Younis Ahmed

Personal information
- Full name: Mohammad Younis Ahmed
- Born: 20 October 1947 (age 78) Jalandhar, Punjab, India
- Batting: Left-handed
- Bowling: Left-arm medium Slow left-arm orthodox
- Relations: Saeed Ahmed Shagufta Siddique Farkhanda Ahmed Naveed Ahmed Anwar Ahmed Nadeem Ahmed Naseer Ahmed Shamim Ahmed Inayatullah Ahmed

International information
- National side: Pakistan (1969–1987);
- Test debut (cap 62): 24 October 1969 v New Zealand
- Last Test: 4 March 1987 v India
- ODI debut (cap 61): 18 February 1987 v India
- Last ODI: 20 March 1987 v India

Career statistics
| Competition | Tests | ODIs | FC | LA |
| Matches | 4 | 2 | 460 | 326 |
| Runs scored | 177 | 84 | 26,073 | 8,297 |
| Batting average | 29.50 | 42.00 | 40.48 | 29.52 |
| 100s/50s | 0/1 | 0/1 | 46/144 | 7/46 |
| Top score | 62 | 58 | 221* | 115 |
| Balls bowled | 6 | – | 4,330 | 1,419 |
| Wickets | 0 | – | 49 | 32 |
| Bowling average | – | – | 42.87 | 31.87 |
| 5 wickets in innings | – | – | 0 | 0 |
| 10 wickets in match | – | – | 0 | 0 |
| Best bowling | – | – | 4/10 | 4/37 |
| Catches/stumpings | 0/– | 1/– | 244/– | 74/– |
- Source: ESPNcricinfo, 19 June 2017

= Younis Ahmed =

Pakistani former first-class cricketer

Mohammad Younis Ahmed (born 20 October 1947) is a Pakistani former cricketer who played in four Test matches and two One Day Internationals between 1969 and 1987.

Primarily a middle-order batsman, he played first-class cricket for Pakistan Education Board, Karachi, Lahore, Pakistan International Airlines, Surrey (playing in the side that won the County Championship in 1971), Worcestershire, Glamorgan and South Australia. A consistent performer throughout his career, his interval between Test appearances, 17 years and 111 days (104 Tests, the fourth longest in history), was partly due to his participation in a tour of South Africa with DH Robins' XI in late 1973.

==Cricket career==
The younger brother of Saeed Ahmed who played for Pakistan between 1958 and 1973, Younis made his first-class debut at the age of 14 for the Pakistan Education Board against South Zone in March 1962.

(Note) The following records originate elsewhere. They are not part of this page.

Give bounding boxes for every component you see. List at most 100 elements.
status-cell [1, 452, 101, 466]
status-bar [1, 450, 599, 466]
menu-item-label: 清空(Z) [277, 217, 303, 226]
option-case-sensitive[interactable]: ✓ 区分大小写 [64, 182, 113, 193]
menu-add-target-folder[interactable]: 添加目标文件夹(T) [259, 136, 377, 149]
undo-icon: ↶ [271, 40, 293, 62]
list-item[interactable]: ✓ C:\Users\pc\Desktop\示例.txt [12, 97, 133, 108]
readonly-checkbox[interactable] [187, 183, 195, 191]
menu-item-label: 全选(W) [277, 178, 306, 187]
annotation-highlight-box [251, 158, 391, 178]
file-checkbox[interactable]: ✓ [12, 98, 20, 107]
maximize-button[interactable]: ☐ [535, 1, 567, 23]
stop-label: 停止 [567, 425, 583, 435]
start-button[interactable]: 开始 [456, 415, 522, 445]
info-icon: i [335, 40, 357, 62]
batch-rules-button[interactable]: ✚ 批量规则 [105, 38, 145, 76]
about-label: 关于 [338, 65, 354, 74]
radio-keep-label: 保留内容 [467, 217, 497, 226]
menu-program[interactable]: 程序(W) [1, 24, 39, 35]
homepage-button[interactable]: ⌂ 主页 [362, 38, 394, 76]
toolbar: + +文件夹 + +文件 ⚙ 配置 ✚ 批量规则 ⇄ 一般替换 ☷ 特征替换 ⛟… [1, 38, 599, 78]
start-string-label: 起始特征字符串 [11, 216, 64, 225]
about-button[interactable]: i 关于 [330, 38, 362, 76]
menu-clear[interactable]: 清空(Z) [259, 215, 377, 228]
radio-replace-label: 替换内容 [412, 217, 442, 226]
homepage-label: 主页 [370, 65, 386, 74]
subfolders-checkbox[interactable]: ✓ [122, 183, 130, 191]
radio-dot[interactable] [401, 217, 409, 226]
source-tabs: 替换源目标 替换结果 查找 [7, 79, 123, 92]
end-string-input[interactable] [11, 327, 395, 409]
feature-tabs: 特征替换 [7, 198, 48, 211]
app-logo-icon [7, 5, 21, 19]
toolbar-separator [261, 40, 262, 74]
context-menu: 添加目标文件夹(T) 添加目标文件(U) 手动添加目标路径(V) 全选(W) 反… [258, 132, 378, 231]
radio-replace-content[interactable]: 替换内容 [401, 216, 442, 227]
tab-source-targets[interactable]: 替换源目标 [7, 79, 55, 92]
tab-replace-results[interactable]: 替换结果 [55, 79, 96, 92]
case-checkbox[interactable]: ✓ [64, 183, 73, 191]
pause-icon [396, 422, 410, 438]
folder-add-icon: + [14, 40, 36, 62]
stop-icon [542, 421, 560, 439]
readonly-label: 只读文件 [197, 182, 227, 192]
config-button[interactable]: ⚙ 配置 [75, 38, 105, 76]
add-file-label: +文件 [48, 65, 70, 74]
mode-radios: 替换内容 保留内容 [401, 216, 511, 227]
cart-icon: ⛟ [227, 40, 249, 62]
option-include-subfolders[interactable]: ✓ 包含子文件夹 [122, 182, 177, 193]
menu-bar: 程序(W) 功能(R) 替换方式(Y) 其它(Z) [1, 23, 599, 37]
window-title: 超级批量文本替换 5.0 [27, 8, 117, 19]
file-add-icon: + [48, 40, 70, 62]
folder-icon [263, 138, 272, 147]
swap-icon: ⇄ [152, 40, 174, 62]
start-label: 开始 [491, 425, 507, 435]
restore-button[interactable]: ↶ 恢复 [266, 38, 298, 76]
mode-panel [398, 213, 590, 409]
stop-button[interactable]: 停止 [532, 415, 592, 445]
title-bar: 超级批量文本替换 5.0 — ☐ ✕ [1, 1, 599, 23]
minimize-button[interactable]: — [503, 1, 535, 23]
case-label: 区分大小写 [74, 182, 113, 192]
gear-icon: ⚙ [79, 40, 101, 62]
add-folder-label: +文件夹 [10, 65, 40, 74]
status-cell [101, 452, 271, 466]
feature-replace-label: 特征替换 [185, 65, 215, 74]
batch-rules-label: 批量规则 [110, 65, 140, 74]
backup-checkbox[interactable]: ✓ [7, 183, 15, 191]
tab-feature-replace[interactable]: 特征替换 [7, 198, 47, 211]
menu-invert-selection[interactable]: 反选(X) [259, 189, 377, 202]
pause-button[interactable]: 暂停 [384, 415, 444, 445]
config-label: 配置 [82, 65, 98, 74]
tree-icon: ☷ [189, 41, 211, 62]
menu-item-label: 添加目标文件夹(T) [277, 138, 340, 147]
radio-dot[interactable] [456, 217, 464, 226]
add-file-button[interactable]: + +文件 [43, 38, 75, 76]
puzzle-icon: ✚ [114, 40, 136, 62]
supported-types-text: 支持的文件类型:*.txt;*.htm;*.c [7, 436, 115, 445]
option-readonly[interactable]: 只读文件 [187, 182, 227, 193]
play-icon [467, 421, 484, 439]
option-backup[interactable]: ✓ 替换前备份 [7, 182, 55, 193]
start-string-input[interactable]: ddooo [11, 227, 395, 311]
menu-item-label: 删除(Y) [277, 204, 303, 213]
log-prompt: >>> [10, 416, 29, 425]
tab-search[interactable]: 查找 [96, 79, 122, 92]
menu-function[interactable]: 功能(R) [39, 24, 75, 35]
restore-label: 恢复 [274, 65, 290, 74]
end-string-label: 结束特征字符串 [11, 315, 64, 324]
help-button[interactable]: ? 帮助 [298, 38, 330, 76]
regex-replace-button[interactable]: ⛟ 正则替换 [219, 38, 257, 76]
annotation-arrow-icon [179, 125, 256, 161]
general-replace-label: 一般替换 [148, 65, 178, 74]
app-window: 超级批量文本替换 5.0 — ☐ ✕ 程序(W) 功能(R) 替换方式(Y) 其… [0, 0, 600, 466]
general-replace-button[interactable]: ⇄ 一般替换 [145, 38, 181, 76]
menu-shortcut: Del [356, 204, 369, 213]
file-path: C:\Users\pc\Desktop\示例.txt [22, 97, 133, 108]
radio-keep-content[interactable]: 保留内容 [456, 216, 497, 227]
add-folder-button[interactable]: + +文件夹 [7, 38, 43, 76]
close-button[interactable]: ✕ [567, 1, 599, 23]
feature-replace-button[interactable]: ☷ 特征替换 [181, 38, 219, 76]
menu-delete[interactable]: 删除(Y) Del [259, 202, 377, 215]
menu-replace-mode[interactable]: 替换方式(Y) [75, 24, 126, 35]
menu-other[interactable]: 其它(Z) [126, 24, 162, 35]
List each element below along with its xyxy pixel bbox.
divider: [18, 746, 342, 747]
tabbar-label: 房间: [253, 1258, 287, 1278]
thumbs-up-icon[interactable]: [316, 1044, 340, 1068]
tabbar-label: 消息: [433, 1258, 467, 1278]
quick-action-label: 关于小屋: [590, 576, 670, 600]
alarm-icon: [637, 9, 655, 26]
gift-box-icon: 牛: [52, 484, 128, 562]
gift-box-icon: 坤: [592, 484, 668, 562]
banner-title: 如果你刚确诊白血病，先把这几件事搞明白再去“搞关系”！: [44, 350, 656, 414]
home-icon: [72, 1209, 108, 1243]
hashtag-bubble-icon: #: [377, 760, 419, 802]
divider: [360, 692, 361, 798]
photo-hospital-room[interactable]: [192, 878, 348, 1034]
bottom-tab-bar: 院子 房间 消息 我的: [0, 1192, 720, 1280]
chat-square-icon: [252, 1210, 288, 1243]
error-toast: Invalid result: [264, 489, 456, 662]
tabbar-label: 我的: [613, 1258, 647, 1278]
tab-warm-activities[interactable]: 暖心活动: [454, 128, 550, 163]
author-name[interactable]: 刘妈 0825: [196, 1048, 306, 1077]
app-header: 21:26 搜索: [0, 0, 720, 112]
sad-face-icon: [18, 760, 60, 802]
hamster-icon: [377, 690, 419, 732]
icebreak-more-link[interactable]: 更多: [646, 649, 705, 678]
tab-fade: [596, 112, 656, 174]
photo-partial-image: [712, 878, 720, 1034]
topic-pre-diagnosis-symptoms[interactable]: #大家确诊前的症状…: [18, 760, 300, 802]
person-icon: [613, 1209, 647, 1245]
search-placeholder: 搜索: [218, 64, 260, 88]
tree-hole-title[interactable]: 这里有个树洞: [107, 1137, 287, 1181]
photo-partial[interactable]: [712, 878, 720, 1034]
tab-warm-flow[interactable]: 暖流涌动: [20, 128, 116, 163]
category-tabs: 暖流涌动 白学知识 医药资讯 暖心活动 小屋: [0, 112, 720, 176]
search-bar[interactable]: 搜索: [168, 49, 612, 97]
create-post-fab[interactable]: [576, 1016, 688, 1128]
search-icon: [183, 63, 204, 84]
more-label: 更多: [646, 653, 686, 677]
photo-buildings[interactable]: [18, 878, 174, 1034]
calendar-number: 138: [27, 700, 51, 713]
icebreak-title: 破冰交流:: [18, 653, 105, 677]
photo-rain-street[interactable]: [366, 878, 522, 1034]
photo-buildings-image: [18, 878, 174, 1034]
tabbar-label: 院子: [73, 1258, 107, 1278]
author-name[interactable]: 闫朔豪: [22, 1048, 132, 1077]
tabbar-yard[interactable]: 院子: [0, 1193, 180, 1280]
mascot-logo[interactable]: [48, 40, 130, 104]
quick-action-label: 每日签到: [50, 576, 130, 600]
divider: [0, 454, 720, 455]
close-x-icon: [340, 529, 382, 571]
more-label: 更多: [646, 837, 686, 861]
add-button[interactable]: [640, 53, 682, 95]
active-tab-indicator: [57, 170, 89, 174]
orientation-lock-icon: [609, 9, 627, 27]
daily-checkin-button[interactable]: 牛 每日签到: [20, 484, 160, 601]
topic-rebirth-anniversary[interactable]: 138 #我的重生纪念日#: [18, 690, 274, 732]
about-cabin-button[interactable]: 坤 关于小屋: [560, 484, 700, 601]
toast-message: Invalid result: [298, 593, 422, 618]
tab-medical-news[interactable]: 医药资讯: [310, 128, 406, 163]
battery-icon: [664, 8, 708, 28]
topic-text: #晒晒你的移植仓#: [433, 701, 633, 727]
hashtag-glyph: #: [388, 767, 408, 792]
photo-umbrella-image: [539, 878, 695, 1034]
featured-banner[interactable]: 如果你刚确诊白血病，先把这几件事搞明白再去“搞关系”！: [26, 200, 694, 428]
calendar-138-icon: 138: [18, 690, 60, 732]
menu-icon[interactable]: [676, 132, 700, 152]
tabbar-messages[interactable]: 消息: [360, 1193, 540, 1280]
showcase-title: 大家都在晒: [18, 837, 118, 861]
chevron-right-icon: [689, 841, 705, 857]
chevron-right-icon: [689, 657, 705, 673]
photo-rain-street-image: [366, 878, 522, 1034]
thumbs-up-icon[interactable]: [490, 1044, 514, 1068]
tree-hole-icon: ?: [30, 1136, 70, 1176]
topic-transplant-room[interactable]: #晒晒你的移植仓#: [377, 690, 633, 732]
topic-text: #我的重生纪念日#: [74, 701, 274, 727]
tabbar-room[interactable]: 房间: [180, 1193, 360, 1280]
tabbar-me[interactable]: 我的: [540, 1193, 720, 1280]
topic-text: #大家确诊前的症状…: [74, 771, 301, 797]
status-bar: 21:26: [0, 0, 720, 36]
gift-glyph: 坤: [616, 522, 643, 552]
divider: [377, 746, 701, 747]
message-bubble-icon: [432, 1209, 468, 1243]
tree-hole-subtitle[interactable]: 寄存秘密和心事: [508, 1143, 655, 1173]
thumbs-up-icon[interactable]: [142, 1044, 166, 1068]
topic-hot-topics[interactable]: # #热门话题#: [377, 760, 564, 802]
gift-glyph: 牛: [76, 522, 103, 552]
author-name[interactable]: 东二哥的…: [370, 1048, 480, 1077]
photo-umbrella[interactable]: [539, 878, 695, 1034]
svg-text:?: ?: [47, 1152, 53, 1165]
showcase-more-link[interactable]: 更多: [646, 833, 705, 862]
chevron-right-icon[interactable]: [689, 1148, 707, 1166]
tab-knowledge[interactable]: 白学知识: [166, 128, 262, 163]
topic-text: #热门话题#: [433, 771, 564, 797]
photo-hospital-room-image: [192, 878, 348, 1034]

Younis arrived in England in April 1965 to begin playing cricket for Surrey. He played his first first-class match for the county two months later against a South Africa touring party and made his County Championship debut in 1967. He remained with Surrey until 1978 and was a key part of the side that won the County Championship in 1971. However, he left Surrey in acrimonious circumstances after the club did not renew his contract.

After leaving The Oval Younis was signed by Worcestershire and played there for four years between 1979 and 1983. However his contract was cancelled by the county when allegations arose that Younis had placed bets for his county to lose – allegations which Younis denied. He concluded his English playing career in Glamorgan where he played alongside fellow countryman Javed Miandad.

Younis also played for South Australia during the 1972/73 season, acting as the overseas player on the recommendation of Donald Bradman. Unfortunately, he was not popular with his teammates, who felt his position should have gone to a young local batsman instead of an import with only a moderate international pedigree – especially one who was rumoured to receive $1 per run for the season. He won the Quaid-e-Azam Trophy while playing for Pakistan International Airlines in 1969, matches which were used by Younis to get used to conditions ahead of his international debut.

Younis made two Test appearances against New Zealand in 1969. However, he was banned by the Pakistan Cricket Board for participating in the DH Robins' XI tour to apartheid South Africa in late 1973. The ban was rescinded in 1979, but Younis did not return to international Test cricket until 1987.